The sluggish migration process, which often keeps migrants trapped in Tapachula for months, can cause these crises to spiral. Multiple migrants have died by suicide in Tapachula in recent years, according to local news media reports.

The problem is widespread: According to data and testimony recorded by the global NGO Doctors Without Borders, of the thousands of migrants in Mexico it interviewed during mental health consultations in 2018 and 2019, the majority appeared to have anxiety, depression and PTSD. More than half said they had been exposed to violence on their migration route. Of the women surveyed, a third said they had suicidal thoughts.
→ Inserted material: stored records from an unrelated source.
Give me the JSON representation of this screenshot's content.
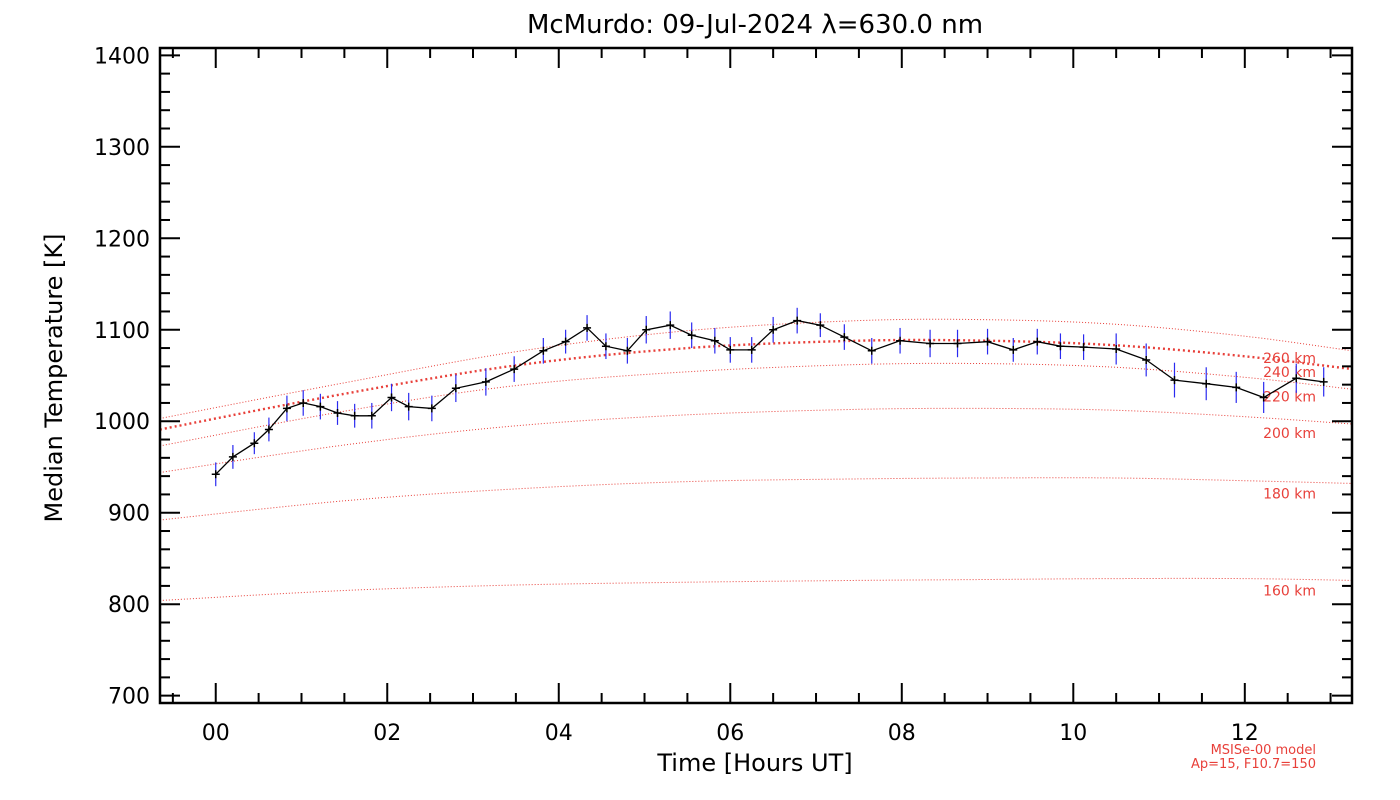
{
  "chart_data": {
    "type": "line",
    "title": "McMurdo: 09-Jul-2024 λ=630.0 nm",
    "xlabel": "Time [Hours UT]",
    "ylabel": "Median Temperature [K]",
    "xlim": [
      -0.65,
      13.25
    ],
    "ylim": [
      692,
      1408
    ],
    "x_ticks": [
      0,
      2,
      4,
      6,
      8,
      10,
      12
    ],
    "x_tick_labels": [
      "00",
      "02",
      "04",
      "06",
      "08",
      "10",
      "12"
    ],
    "y_ticks": [
      700,
      800,
      900,
      1000,
      1100,
      1200,
      1300,
      1400
    ],
    "y_tick_labels": [
      "700",
      "800",
      "900",
      "1000",
      "1100",
      "1200",
      "1300",
      "1400"
    ],
    "grid": false,
    "colors": {
      "measurement_line": "#000000",
      "error_bar": "#2a2af0",
      "model": "#e8403a"
    },
    "measurements": {
      "x": [
        0.0,
        0.2,
        0.45,
        0.62,
        0.83,
        1.02,
        1.22,
        1.42,
        1.62,
        1.82,
        2.05,
        2.25,
        2.52,
        2.8,
        3.15,
        3.48,
        3.82,
        4.08,
        4.33,
        4.55,
        4.8,
        5.02,
        5.3,
        5.55,
        5.82,
        6.0,
        6.25,
        6.5,
        6.78,
        7.05,
        7.33,
        7.65,
        7.98,
        8.33,
        8.65,
        9.0,
        9.3,
        9.58,
        9.85,
        10.12,
        10.5,
        10.85,
        11.18,
        11.55,
        11.9,
        12.22,
        12.6,
        12.92
      ],
      "y": [
        942,
        961,
        976,
        991,
        1014,
        1020,
        1016,
        1009,
        1006,
        1006,
        1026,
        1016,
        1014,
        1036,
        1043,
        1057,
        1077,
        1087,
        1102,
        1082,
        1077,
        1100,
        1105,
        1094,
        1088,
        1078,
        1078,
        1100,
        1110,
        1105,
        1092,
        1077,
        1088,
        1085,
        1085,
        1087,
        1078,
        1087,
        1082,
        1081,
        1079,
        1067,
        1045,
        1041,
        1037,
        1026,
        1047,
        1043
      ],
      "error": [
        13,
        13,
        12,
        13,
        14,
        14,
        14,
        13,
        13,
        14,
        15,
        15,
        14,
        15,
        15,
        14,
        14,
        13,
        14,
        14,
        14,
        15,
        15,
        14,
        14,
        14,
        14,
        14,
        14,
        13,
        14,
        14,
        14,
        15,
        15,
        14,
        13,
        14,
        14,
        14,
        17,
        18,
        19,
        18,
        17,
        17,
        16,
        16
      ]
    },
    "model_curves": [
      {
        "label": "260 km",
        "x": [
          -0.65,
          1.5,
          3.5,
          5.5,
          7.5,
          9.0,
          10.5,
          12.0,
          13.25
        ],
        "y": [
          1003,
          1042,
          1076,
          1099,
          1110,
          1111,
          1106,
          1093,
          1077
        ]
      },
      {
        "label": "240 km",
        "x": [
          -0.65,
          1.5,
          3.5,
          5.5,
          7.5,
          9.0,
          10.5,
          12.0,
          13.25
        ],
        "y": [
          991,
          1030,
          1061,
          1080,
          1088,
          1088,
          1083,
          1071,
          1057
        ],
        "emphasized": true
      },
      {
        "label": "220 km",
        "x": [
          -0.65,
          1.5,
          3.5,
          5.5,
          7.5,
          9.0,
          10.5,
          12.0,
          13.25
        ],
        "y": [
          973,
          1011,
          1039,
          1054,
          1062,
          1063,
          1059,
          1048,
          1035
        ]
      },
      {
        "label": "200 km",
        "x": [
          -0.65,
          1.5,
          3.5,
          5.5,
          7.5,
          9.0,
          10.5,
          12.0,
          13.25
        ],
        "y": [
          944,
          974,
          995,
          1007,
          1013,
          1014,
          1012,
          1005,
          997
        ]
      },
      {
        "label": "180 km",
        "x": [
          -0.65,
          1.5,
          3.5,
          5.5,
          7.5,
          9.0,
          10.5,
          12.0,
          13.25
        ],
        "y": [
          892,
          913,
          926,
          934,
          937,
          938,
          938,
          935,
          932
        ]
      },
      {
        "label": "160 km",
        "x": [
          -0.65,
          1.5,
          3.5,
          5.5,
          7.5,
          9.0,
          10.5,
          12.0,
          13.25
        ],
        "y": [
          804,
          815,
          821,
          824,
          826,
          827,
          828,
          828,
          826
        ]
      }
    ],
    "model_label_y": [
      1069,
      1054,
      1027,
      987,
      921,
      815
    ],
    "model_note": [
      "MSISe-00 model",
      "Ap=15, F10.7=150"
    ]
  }
}
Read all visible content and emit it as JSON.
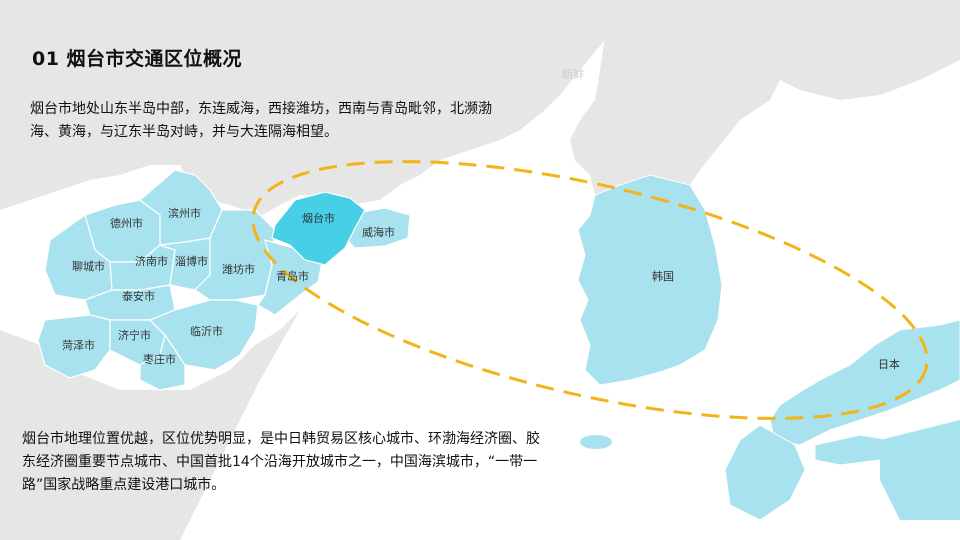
{
  "slide": {
    "title": "01 烟台市交通区位概况",
    "paragraph_1": "烟台市地处山东半岛中部，东连威海，西接潍坊，西南与青岛毗邻，北濒渤海、黄海，与辽东半岛对峙，并与大连隔海相望。",
    "paragraph_2": "烟台市地理位置优越，区位优势明显，是中日韩贸易区核心城市、环渤海经济圈、胶东经济圈重要节点城市、中国首批14个沿海开放城市之一，中国海滨城市，“一带一路”国家战略重点建设港口城市。"
  },
  "map": {
    "colors": {
      "sea": "#ffffff",
      "land_gray": "#e6e6e6",
      "region_light": "#a8e2ee",
      "highlight": "#47cfe8",
      "border": "#ffffff",
      "ellipse": "#f2b418"
    },
    "labels": {
      "dezhou": "德州市",
      "binzhou": "滨州市",
      "liaocheng": "聊城市",
      "jinan": "济南市",
      "zibo": "淄博市",
      "weifang": "潍坊市",
      "taian": "泰安市",
      "qingdao": "青岛市",
      "heze": "菏泽市",
      "jining": "济宁市",
      "linyi": "临沂市",
      "zaozhuang": "枣庄市",
      "yantai": "烟台市",
      "weihai": "威海市",
      "korea": "韩国",
      "japan": "日本",
      "north_korea_faint": "朝鲜"
    }
  }
}
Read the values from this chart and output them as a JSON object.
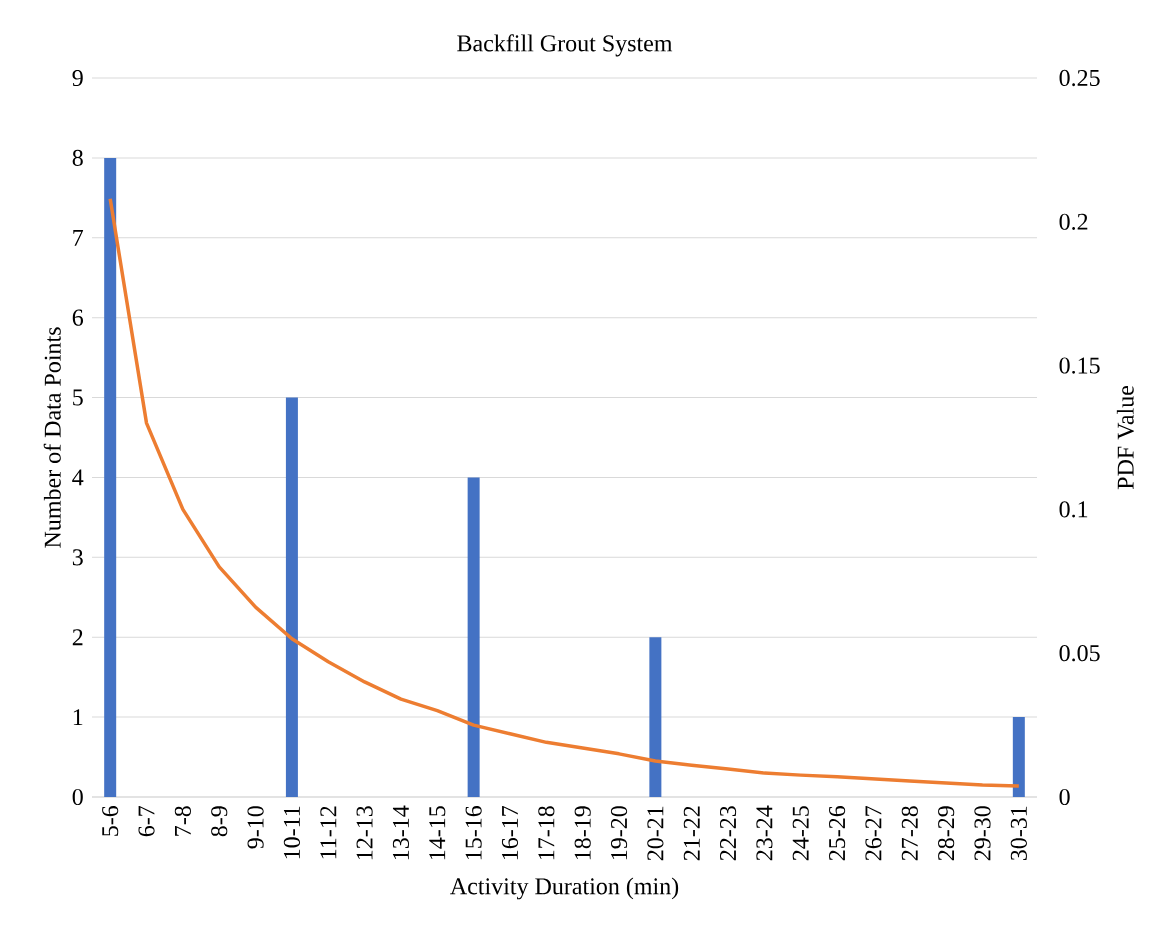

And that was before the pandemic. In March 2020, U.S. President Donald Trump implemented Title 42, a controversial public health order that drastically restricted migration from Mexico and Canada in an attempt to stop the spread of COVID-19. This left many migrants stuck in limbo, unable to move forward in the U.S. asylum process. (The Biden administration has attempted to end Title 42 but has been blocked in federal court.)

In the pandemic’s early days, Bojorquez said, some migrant shelters implemented lockdowns that prevented people from coming and going freely, which made many feel even more trapped.

“The feeling of autonomy is very important for mental health,” she said. “That was lost during that time.”